Escape The Dungeon Crawl: 4 Co-Op Campaigns Without Loot Grinding

When it comes to cooperative campaign gaming, many of the most popular titles are loot grinders. From the recently refined Loot 2.0 version of Diablo III to the shoot-and-loot wastelands of Borderlands 2, you’ve got more than enough great choices if that’s your thing.

If, however, you’re tired of playing Backpack Organizer 2014, there are plenty of great co-op campaigns that won’t have you comparing and swapping gear every 10 minutes. Check out these awesome games with full cooperative campaigns that take you off the well-worn treasure collecting path.

Lara Croft and the Guardian of Light (PC, PS3, 360)

Lara-Croft-Cooperative
With its zoomed out perspective, and the familiar Tomb Raider name nowhere to be seen in the title, Guardian of Light is an odd but welcome game in Lara Croft’s career. You’ll explore ruins and jungles of Central America in an adventure that’s part arcade-style shooter, part environmental puzzle solver. The game has over a dozen levels, and each one has several different challenges that reward you with power ups for your combat abilities.

You can play Guardian of Light solo if you want, but it’s best experienced with a friend. One of you plays as Lara, while the other plays a spear wielding warrior named Totec. In cooperative play, the environmental puzzles are remixed so that they require both players to coordinate to solve them. Solving puzzles with company is way more fun than pondering them alone, so make sure to bounce ideas off of each other to speed up the process.

Scott Pilgrim vs. The World (PS3, 360)

Scott-Pilgrim-Cooperative
If you’re a fan of geek culture, you’re likely familiar with this game’s plucky Canadian hero and his video game inspired daydreams. Scott Pilgrim’s game turns the graphic novel’s story of his quest to defeat Ramona Flowers’ 7 evil exes into a arcade style beat ‘em up with gameplay inspiration from River City Ransom, and awesome chiptune music by Anamanaguchi.

The game supports up to four players fighting side by side through the armies of rockers, skaters, and punks, and you’ll welcome the company as the game gets pretty challenging. Watch each other’s backs to keep enemies from sneaking up, revive one another when someone gets knocked out, and even team up for special combo super moves. Co-op here is local only though, so make space on your couch for your three best friends.

Transformers: War for Cybertron (PC, PS3, 360)

War-For-Cybertron-Cooperative
High Moon Studios’ two Cybertron games were the best official Transformers games of the last hardware generation. War for Cybertron has you fighting your way through the complexes of the Transformers’ robotic home world one minute, and racing down the roads or flying through the sky in vehicle form the next. These aren’t scripted moments; you can shift back and forth between forms at the push of a button.

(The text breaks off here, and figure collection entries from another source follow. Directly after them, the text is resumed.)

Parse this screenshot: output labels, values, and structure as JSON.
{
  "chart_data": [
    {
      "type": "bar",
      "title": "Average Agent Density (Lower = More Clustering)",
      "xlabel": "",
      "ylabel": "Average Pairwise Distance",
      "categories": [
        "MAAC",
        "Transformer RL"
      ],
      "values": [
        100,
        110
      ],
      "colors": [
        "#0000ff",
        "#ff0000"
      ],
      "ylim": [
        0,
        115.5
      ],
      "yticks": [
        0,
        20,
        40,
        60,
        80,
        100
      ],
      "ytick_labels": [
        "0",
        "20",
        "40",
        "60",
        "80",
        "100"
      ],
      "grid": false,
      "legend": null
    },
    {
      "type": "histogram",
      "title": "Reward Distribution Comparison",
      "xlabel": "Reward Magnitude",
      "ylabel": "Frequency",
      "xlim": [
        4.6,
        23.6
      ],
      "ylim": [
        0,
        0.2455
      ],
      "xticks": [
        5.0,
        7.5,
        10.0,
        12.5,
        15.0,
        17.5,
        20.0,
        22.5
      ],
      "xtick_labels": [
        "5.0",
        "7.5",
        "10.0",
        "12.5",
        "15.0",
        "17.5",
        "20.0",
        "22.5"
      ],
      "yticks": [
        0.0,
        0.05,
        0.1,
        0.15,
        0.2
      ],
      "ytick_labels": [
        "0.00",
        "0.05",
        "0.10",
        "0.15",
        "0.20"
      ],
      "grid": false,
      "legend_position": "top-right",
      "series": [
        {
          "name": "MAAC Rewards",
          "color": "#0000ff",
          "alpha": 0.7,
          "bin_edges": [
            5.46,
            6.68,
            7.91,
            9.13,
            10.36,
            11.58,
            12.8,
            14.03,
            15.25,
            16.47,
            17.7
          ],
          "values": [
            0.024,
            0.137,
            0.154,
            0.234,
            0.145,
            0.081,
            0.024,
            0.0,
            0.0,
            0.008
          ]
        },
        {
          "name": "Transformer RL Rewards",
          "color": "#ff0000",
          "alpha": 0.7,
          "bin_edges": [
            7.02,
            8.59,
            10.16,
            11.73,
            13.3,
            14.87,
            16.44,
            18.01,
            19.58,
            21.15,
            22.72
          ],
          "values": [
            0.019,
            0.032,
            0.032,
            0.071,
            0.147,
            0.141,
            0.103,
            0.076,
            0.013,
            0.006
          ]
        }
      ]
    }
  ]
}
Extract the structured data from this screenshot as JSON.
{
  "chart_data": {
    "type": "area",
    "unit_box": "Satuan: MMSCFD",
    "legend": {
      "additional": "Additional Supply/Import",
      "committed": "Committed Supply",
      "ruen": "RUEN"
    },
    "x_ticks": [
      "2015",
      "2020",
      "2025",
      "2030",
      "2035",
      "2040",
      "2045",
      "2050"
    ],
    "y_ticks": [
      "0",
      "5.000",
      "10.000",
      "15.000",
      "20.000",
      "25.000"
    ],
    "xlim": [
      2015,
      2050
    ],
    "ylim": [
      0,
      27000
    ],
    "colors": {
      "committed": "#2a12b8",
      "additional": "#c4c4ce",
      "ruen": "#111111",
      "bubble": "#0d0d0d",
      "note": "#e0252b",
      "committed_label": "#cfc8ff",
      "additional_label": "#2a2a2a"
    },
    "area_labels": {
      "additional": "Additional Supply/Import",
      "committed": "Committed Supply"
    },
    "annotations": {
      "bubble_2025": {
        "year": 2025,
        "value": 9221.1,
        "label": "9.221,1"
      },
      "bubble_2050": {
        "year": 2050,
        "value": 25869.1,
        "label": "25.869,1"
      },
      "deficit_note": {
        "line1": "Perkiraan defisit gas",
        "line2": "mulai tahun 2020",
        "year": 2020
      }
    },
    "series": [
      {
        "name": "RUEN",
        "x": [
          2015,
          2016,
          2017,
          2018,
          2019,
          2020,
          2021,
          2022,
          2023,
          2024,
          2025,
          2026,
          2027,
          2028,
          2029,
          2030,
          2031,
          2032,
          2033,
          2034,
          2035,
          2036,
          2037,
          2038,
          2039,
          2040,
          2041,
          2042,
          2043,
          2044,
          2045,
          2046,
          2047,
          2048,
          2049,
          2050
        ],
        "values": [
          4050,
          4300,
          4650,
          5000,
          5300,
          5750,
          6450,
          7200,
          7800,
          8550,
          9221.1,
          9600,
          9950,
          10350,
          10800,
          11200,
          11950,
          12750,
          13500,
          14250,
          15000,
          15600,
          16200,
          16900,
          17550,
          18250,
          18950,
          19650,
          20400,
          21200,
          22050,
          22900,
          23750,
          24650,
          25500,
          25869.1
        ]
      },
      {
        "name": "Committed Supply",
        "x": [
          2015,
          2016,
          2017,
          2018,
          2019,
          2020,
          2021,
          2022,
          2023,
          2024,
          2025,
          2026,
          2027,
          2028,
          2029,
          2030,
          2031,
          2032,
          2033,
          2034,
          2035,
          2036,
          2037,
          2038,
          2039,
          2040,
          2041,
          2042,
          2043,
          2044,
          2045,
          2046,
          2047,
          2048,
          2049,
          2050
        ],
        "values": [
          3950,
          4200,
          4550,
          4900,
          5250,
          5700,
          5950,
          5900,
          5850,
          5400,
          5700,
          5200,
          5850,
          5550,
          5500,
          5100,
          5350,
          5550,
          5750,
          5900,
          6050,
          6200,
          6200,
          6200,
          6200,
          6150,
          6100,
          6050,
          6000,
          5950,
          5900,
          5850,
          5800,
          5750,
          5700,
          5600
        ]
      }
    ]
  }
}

War for Cybertron may be the only one of the two games that offers co-op campaign play, but the implementation is impressive. Every level is built for a team of three characters fighting together. If you play alone, the other two characters are controlled by the AI, so bring two of your friends along instead. You’ll be able to plan and pull off flanking tactics, make sure power ups go to the players who need them most, and concentrate fire on the toughest enemies to make victory that much easier.

The PS3 version of this game is not available digitally. Used game outlets are your friend!

Magicka (PC)

Magicka-Cooperative
In a word, Magicka is mayhem. This goofy adventure of accident prone apprentice wizards and definitely-not-vampires from Arrowhead Game Studios is full of slapstick humor, ridiculous bosses, and big explosions. At the core of the game is a collection of eight different elements of magic that you can mix and match as you choose to cast your spells. Mix fire and earth to make fireballs. Water and fire create jets of steam. You have an incredible variety of spells at your fingertips, as long as you can quickly type in the right combinations while dozens of fast moving enemies breathe down your neck.

Up to four players can take on Magicka’s campaign online, and every player you add multiplies the chaos. There’s no way to turn off friendly fire here, so when your friend lays out a line of magical mines or sends a massive boulder rocketing across the screen, you’d better hope you can scamper clear of the impact zone before you’re unceremoniously (and hilariously) obliterated. Life is cheap in Magicka, and with the right spell, one of your allies can revive you just as quickly as you were killed, but that doesn’t make the game any easier by any stretch. Be prepared to snatch defeat from the jaws of victory as your spells collide, combine, and ricochet across the battlefield. They’re as dangerous to you as they are to your enemies!

Conclusion

It’s dangerous to go alone, so don’t be a hermit! Invite your friends to pick up these games with you, or maybe gift them some of your favorites so they can join you on a grand adventure. There’s nothing quite like coordinating that perfect victory with teamwork, tactics, or even just blind, stunning luck.